1. **User Research Needed**:
   - Survey existing MarkiTect users about LLM integration preferences
   - Gather template usage patterns and pain points
   - Validate profile data schema with target users

2. **Technical Validation Required**:
   - Verify OpenRouter API capabilities and limitations
   - Test LLM response quality with MarkiTect content types
   - Validate template field parsing edge cases

3. **Feature Prioritization**:
   - Consider implementing #98 first for immediate value
   - #99 can follow as enhanced template experience
   - Both share OpenRouter infrastructure investment

4. **Alternative Approaches**:
   - Consider other LLM providers (Anthropic direct, Azure OpenAI)
   - Evaluate local LLM options for privacy-conscious users
   - Template auto-fill could work without LLM (rule-based initially)

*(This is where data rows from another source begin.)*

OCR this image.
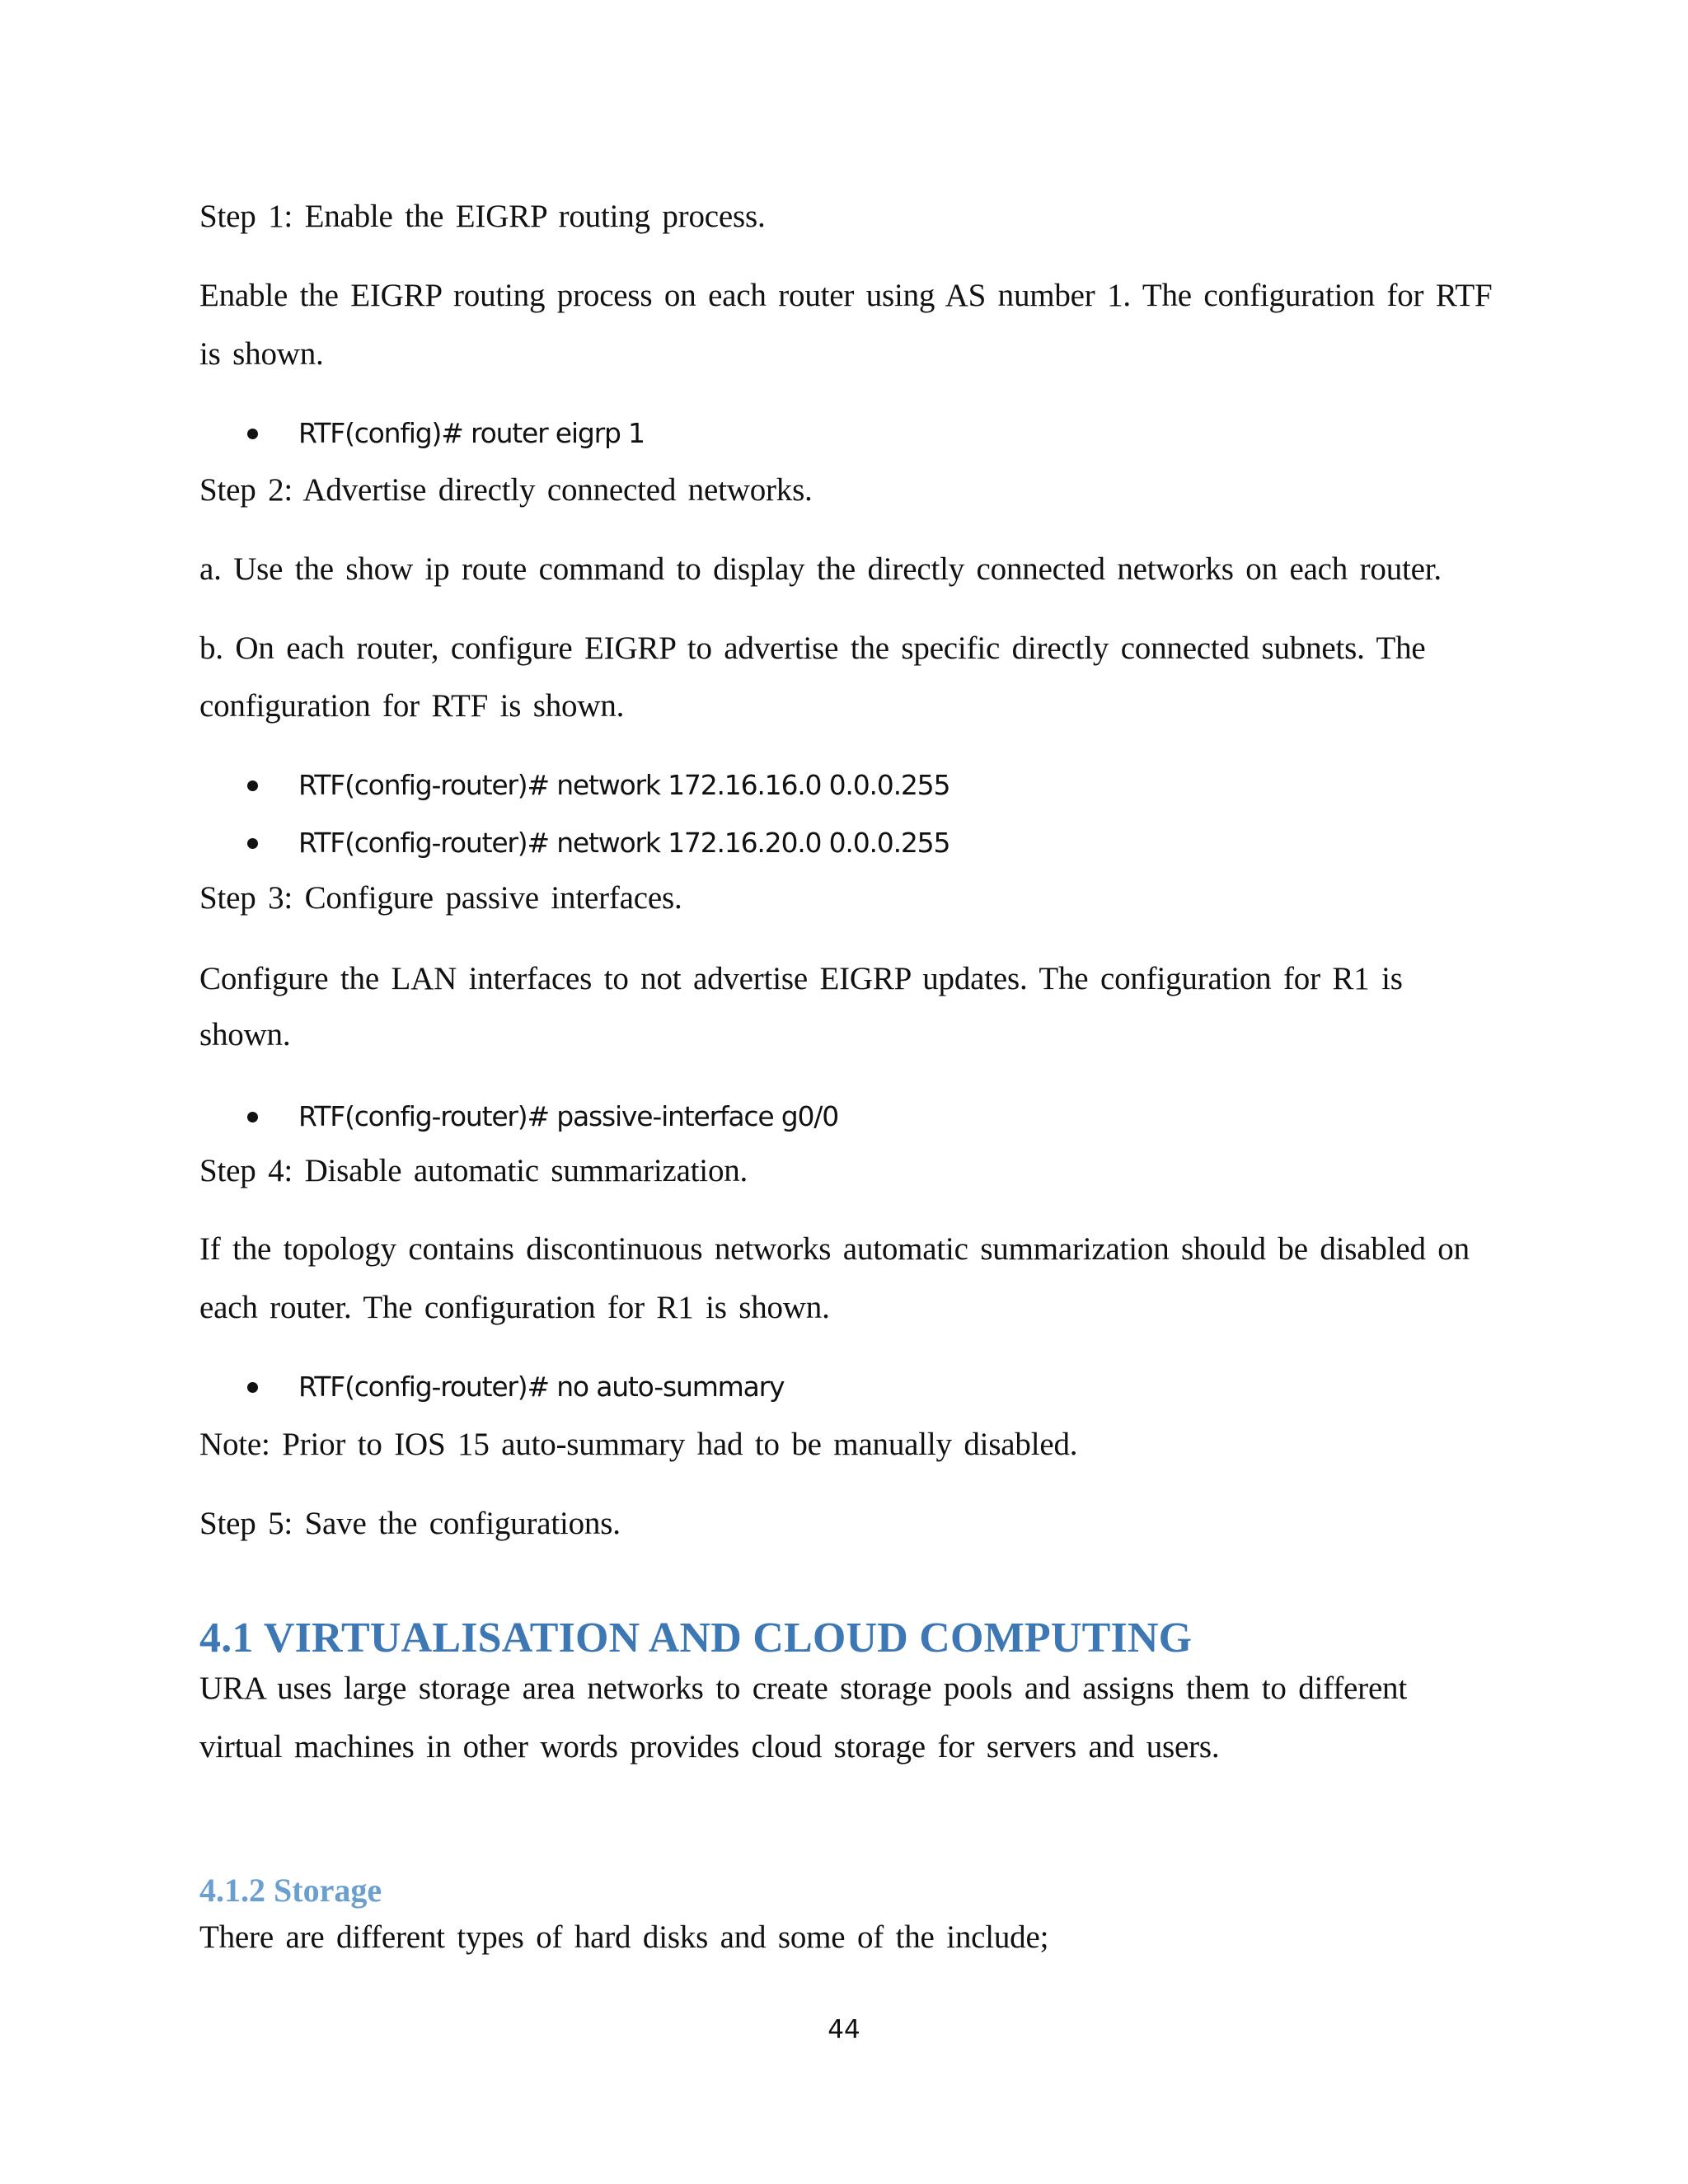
Step 1: Enable the EIGRP routing process.
Enable the EIGRP routing process on each router using AS number 1. The configuration for RTF
is shown.
RTF(config)# router eigrp 1
Step 2: Advertise directly connected networks.
a. Use the show ip route command to display the directly connected networks on each router.
b. On each router, configure EIGRP to advertise the specific directly connected subnets. The
configuration for RTF is shown.
RTF(config-router)# network 172.16.16.0 0.0.0.255
RTF(config-router)# network 172.16.20.0 0.0.0.255
Step 3: Configure passive interfaces.
Configure the LAN interfaces to not advertise EIGRP updates. The configuration for R1 is
shown.
RTF(config-router)# passive-interface g0/0
Step 4: Disable automatic summarization.
If the topology contains discontinuous networks automatic summarization should be disabled on
each router. The configuration for R1 is shown.
RTF(config-router)# no auto-summary
Note: Prior to IOS 15 auto-summary had to be manually disabled.
Step 5: Save the configurations.
4.1 VIRTUALISATION AND CLOUD COMPUTING
URA uses large storage area networks to create storage pools and assigns them to different
virtual machines in other words provides cloud storage for servers and users.
4.1.2 Storage
There are different types of hard disks and some of the include;
44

5. **Integration Points**:
   - Leverage existing Query Paradigm system for #98
   - Build on solid template foundation for #99
   - Utilize configuration manager for seamless setup

**RECOMMENDATION**: Proceed with implementation in phases, starting with OpenRouter client and basic LLM integration for #98, then expanding to template auto-fill for #99. The shared infrastructure investment will benefit both features significantly.